Invasive Species Compendium

Detailed coverage of invasive species threatening livelihoods and the environment worldwide

Abstract

Global interdependence for fruit genetic resources: status and challenges in India.

Abstract

Sharing and exchange of germplasm within and beyond national boundaries generates opportunities to enrich the plant wealth of a country. India is the second largest producer of fruits and vegetables in the world. An analysis of the status of inflow and outflow of fruit germplasm in India was carried out to determine the extent of Indian national interdependence.
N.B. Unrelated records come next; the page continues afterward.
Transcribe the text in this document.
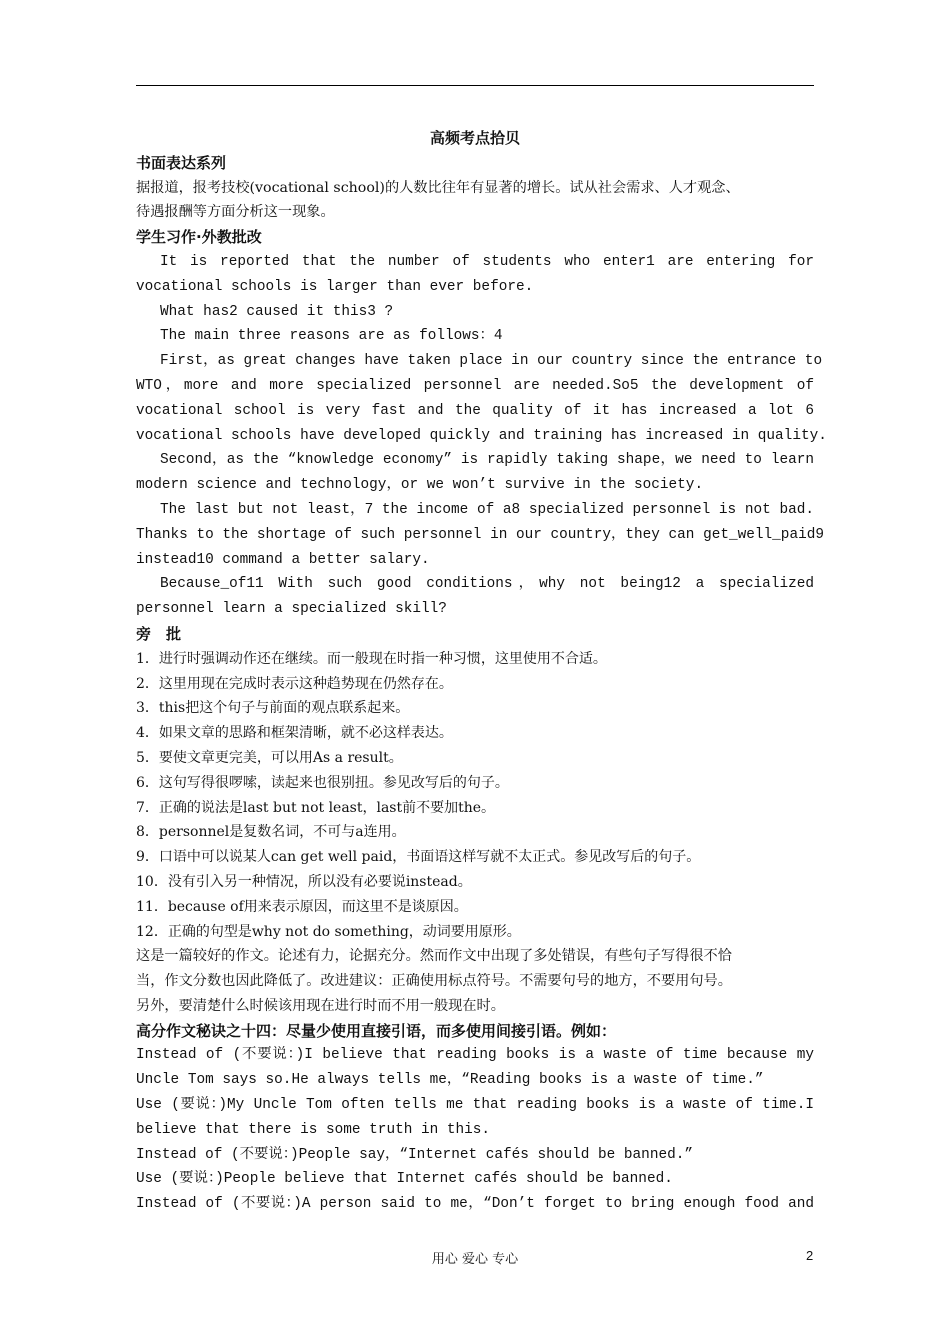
高频考点拾贝
书面表达系列
据报道，报考技校(vocational school)的人数比往年有显著的增长。试从社会需求、人才观念、
待遇报酬等方面分析这一现象。
学生习作·外教批改
It is reported that the number of students who enter1 are entering for
vocational schools is larger than ever before.
What has2 caused it this3 ?
The main three reasons are as follows：4
First，as great changes have taken place in our country since the entrance to
WTO，more and more specialized personnel are needed.So5 the development of
vocational school is very fast and the quality of it has increased a lot 6
vocational schools have developed quickly and training has increased in quality.
Second，as the “knowledge economy” is rapidly taking shape，we need to learn
modern science and technology，or we won’t survive in the society.
The last but not least，7 the income of a8 specialized personnel is not bad.
Thanks to the shortage of such personnel in our country，they can get_well_paid9
instead10 command a better salary.
Because_of11 With such good conditions，why not being12 a specialized
personnel learn a specialized skill?
旁　批
1．进行时强调动作还在继续。而一般现在时指一种习惯，这里使用不合适。
2．这里用现在完成时表示这种趋势现在仍然存在。
3．this把这个句子与前面的观点联系起来。
4．如果文章的思路和框架清晰，就不必这样表达。
5．要使文章更完美，可以用As a result。
6．这句写得很啰嗦，读起来也很别扭。参见改写后的句子。
7．正确的说法是last but not least，last前不要加the。
8．personnel是复数名词，不可与a连用。
9．口语中可以说某人can get well paid，书面语这样写就不太正式。参见改写后的句子。
10．没有引入另一种情况，所以没有必要说instead。
11．because of用来表示原因，而这里不是谈原因。
12．正确的句型是why not do something，动词要用原形。
这是一篇较好的作文。论述有力，论据充分。然而作文中出现了多处错误，有些句子写得很不恰
当，作文分数也因此降低了。改进建议：正确使用标点符号。不需要句号的地方，不要用句号。
另外，要清楚什么时候该用现在进行时而不用一般现在时。
高分作文秘诀之十四：尽量少使用直接引语，而多使用间接引语。例如：
Instead of (不要说：)I believe that reading books is a waste of time because my
Uncle Tom says so.He always tells me，“Reading books is a waste of time.”
Use (要说：)My Uncle Tom often tells me that reading books is a waste of time.I
believe that there is some truth in this.
Instead of (不要说：)People say，“Internet cafés should be banned.”
Use (要说：)People believe that Internet cafés should be banned.
Instead of (不要说：)A person said to me，“Don’t forget to bring enough food and
用心 爱心 专心	2
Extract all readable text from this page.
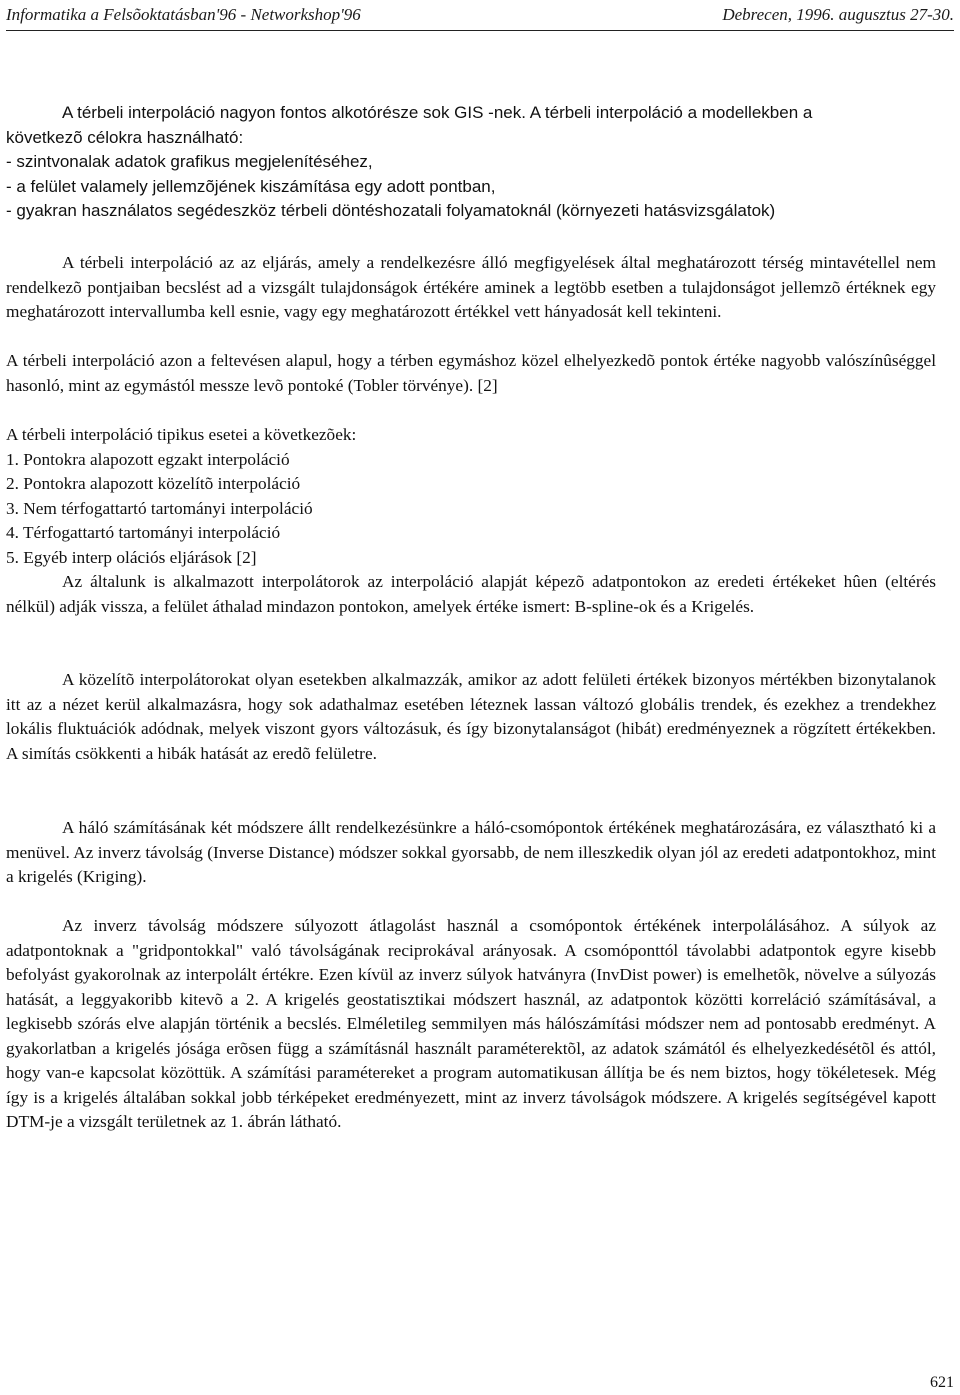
Informatika a Felsõoktatásban'96 - Networkshop'96	Debrecen, 1996. augusztus 27-30.
A térbeli interpoláció nagyon fontos alkotórésze sok GIS -nek. A térbeli interpoláció a modellekben a
következõ célokra használható:
- szintvonalak adatok grafikus megjelenítéséhez,
- a felület valamely jellemzõjének kiszámítása egy adott pontban,
- gyakran használatos segédeszköz térbeli döntéshozatali folyamatoknál (környezeti hatásvizsgálatok)
A térbeli interpoláció az az eljárás, amely a rendelkezésre álló megfigyelések által meghatározott térség mintavétellel nem rendelkezõ pontjaiban becslést ad a vizsgált tulajdonságok értékére aminek a legtöbb esetben a tulajdonságot jellemzõ értéknek egy meghatározott intervallumba kell esnie, vagy egy meghatározott értékkel vett hányadosát kell tekinteni.
A térbeli interpoláció azon a feltevésen alapul, hogy a térben egymáshoz közel elhelyezkedõ pontok értéke nagyobb valószínûséggel hasonló, mint az egymástól messze levõ pontoké (Tobler törvénye). [2]
A térbeli interpoláció tipikus esetei a következõek:
1. Pontokra alapozott egzakt interpoláció
2. Pontokra alapozott közelítõ interpoláció
3. Nem térfogattartó tartományi interpoláció
4. Térfogattartó tartományi interpoláció
5. Egyéb interp olációs eljárások [2]
Az általunk is alkalmazott interpolátorok az interpoláció alapját képezõ adatpontokon az eredeti értékeket hûen (eltérés nélkül) adják vissza, a felület áthalad mindazon pontokon, amelyek értéke ismert: B-spline-ok és a Krigelés.
A közelítõ interpolátorokat olyan esetekben alkalmazzák, amikor az adott felületi értékek bizonyos mértékben bizonytalanok itt az a nézet kerül alkalmazásra, hogy sok adathalmaz esetében léteznek lassan változó globális trendek, és ezekhez a trendekhez lokális fluktuációk adódnak, melyek viszont gyors változásuk, és így bizonytalanságot (hibát) eredményeznek a rögzített értékekben. A simítás csökkenti a hibák hatását az eredõ felületre.
A háló számításának két módszere állt rendelkezésünkre a háló-csomópontok értékének meghatározására, ez választható ki a menüvel. Az inverz távolság (Inverse Distance) módszer sokkal gyorsabb, de nem illeszkedik olyan jól az eredeti adatpontokhoz, mint a krigelés (Kriging).
Az inverz távolság módszere súlyozott átlagolást használ a csomópontok értékének interpolálásához. A súlyok az adatpontoknak a "gridpontokkal" való távolságának reciprokával arányosak. A csomóponttól távolabbi adatpontok egyre kisebb befolyást gyakorolnak az interpolált értékre. Ezen kívül az inverz súlyok hatványra (InvDist power) is emelhetõk, növelve a súlyozás hatását, a leggyakoribb kitevõ a 2. A krigelés geostatisztikai módszert használ, az adatpontok közötti korreláció számításával, a legkisebb szórás elve alapján történik a becslés. Elméletileg semmilyen más hálószámítási módszer nem ad pontosabb eredményt. A gyakorlatban a krigelés jósága erõsen függ a számításnál használt paraméterektõl, az adatok számától és elhelyezkedésétõl és attól, hogy van-e kapcsolat közöttük. A számítási paramétereket a program automatikusan állítja be és nem biztos, hogy tökéletesek. Még így is a krigelés általában sokkal jobb térképeket eredményezett, mint az inverz távolságok módszere. A krigelés segítségével kapott DTM-je a vizsgált területnek az 1. ábrán látható.
621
The goal of this article is to promote the use of fruit genetic resources in crop improvement programmes. Our objectives are (i) to trace the history of domestication or introduction of important fruit crops in India and their subsequent adoption/ diffusion; (ii) to review the usage of exotic germplasm in India as well as Indian germplasm around the world; (iii) to discuss the important agreements/ actions to regulate international exchange of germplasm; (iv) to describe and analyse constraints in global exchange of germplasm; (v) to discuss the ways to strengthen international exchange and enhance utilisation of fruit germplasm. Methods used included retrieval of databases, literature review, communication with key informants, and crop pedigree analysis. India has been exchanging foreign germplasm since time immemorial but till late eighties, the germplasm flow was largely unregulated. Since the early nineties, a mechanism for import was in place. However, formal exchange was initiated in 1976 with the establishment of the Indian Council of Agricultural Research-National Bureau of Plant Genetic Resources (ICAR-NBPGR). Till date, ICAR-NBPGR has imported 9,684 accessions of fruit crops from over 40 countries. Using exotic germplasm, India has formally released over 100 varieties of fruit crops. Indian germplasm has also been utilised in international breeding of new cultivars or rootstocks, particularly in mango, citrus and banana. The development of Floridian mangoes in the USA, the use of Indian citrus rootstocks worldwide, and the use of Indian banana genotypes are classical examples of the international utilisation of Indian fruit germplasm. The regulated exchange of germplasm after the Convention on Biological Diversity plays a critical role in the sharing of germplasm worldwide.